Gebleken is dat Henk toestemming heeft gekregen van de verhuurder voor het bouwen van een volière in zijn achtertuin. Onbetwist is gebleven, dat daarvoor geen vergunning nodig is in het kader van de Wabo. Van onrechtmatige hinder is niet gebleken. Ik zou dan ook niet weten op welke rechtsgrond dit aan Henk zou kunnen worden verboden.
Erfafscheiding voortuin.
Vooropgesteld moet worden, dat Henk het in deze procedure bedoelde hekwerk en de coniferenhaag tussen hun beider voortuinen, zonder toestemming van de verhuurder heeft geplaatst, wat in strijd is met artikel 9.19 van de huurvoorwaarden, die ook wat deze bepaling betreft weer mede zijn overeengekomen ten behoeve van de buren.
Dat Henk behoefte heeft aan privacy is, gelet op wat hiervoor is geoordeeld, zonneklaar. Maar dat rechtvaardigt nog niet dat hij eigenmachtig bepaalt, welke erfafscheiding er moet komen.
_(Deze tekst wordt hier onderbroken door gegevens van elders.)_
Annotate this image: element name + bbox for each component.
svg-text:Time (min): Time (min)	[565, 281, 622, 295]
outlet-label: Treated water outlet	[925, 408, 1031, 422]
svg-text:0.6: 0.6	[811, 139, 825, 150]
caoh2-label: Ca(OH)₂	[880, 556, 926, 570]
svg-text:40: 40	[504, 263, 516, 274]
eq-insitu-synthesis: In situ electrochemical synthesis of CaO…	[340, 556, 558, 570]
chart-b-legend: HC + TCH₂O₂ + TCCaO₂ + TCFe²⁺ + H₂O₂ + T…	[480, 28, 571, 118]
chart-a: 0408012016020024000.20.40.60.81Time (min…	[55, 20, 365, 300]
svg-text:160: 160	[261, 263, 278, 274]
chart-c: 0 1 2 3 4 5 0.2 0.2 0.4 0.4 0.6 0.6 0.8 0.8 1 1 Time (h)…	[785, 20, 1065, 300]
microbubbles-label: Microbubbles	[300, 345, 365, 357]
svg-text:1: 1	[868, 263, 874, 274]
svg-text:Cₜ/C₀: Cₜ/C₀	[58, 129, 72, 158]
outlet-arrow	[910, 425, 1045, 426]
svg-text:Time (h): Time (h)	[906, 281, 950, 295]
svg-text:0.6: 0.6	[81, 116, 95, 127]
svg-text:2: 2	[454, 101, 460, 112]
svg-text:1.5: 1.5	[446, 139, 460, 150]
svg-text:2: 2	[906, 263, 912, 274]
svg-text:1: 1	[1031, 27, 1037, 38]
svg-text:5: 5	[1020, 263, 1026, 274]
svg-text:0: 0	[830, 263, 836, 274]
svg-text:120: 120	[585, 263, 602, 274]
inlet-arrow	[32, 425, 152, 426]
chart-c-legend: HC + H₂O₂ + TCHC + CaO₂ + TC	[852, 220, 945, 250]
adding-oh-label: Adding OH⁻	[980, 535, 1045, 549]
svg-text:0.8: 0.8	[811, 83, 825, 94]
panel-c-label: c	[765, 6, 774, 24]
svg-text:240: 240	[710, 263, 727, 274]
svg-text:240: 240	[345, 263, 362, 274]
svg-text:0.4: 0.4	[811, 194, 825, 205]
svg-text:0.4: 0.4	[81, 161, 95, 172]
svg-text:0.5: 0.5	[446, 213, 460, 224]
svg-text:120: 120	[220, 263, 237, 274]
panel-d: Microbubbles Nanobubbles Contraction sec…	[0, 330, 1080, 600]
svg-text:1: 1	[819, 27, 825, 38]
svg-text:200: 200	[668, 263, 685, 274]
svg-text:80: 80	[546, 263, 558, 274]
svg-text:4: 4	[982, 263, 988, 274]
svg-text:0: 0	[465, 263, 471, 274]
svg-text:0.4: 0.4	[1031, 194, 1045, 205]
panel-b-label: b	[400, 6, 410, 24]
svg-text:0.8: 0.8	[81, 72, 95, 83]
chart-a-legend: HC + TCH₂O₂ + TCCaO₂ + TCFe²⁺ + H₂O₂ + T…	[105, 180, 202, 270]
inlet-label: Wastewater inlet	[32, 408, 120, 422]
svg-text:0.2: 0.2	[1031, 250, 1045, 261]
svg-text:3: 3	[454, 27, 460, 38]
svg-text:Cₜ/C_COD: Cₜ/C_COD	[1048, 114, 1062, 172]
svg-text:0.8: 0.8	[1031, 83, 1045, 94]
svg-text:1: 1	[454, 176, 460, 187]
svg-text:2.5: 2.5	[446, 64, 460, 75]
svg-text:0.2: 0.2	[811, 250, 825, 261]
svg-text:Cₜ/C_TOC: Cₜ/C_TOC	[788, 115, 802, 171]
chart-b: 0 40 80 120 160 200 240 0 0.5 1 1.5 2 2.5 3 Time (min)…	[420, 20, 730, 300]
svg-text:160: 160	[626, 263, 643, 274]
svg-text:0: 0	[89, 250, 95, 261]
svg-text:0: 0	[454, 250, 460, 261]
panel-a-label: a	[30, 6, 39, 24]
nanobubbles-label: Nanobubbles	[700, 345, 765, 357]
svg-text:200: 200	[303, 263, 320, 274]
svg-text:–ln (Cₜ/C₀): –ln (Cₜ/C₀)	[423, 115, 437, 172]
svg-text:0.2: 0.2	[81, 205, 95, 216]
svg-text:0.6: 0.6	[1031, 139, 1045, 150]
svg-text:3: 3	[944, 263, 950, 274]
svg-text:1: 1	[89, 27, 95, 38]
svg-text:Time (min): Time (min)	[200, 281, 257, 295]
Als partijen daar samen niet uitkomen, moet de verhuurder beslissen, waaraan Henk zich moet houden. In elk geval moet hij bedoeld hek en bedoelde coniferenhaag verwijderen. Een nieuwe erfafscheiding moet door partijen ieder voor de helft worden betaald.
Slotoverweging.
Op grond van het voorgaande ben ik van oordeel, dat als volgt moet worden beslist.
B E S L I S S I N G
Voor wat betreft de vordering en de tegenvordering.
Dit bindend advies is gegeven door mr. F.M.Visser als bindend adviseur en mondeling uitgesproken te Oranjewoud op 13 juli 2018.
Deze schriftelijke uitwerking van het bindend advies is ondertekend door mr. Frank Visser als bindend adviseur en mr. S. Terstegge als secretaris op 25 juli 2018.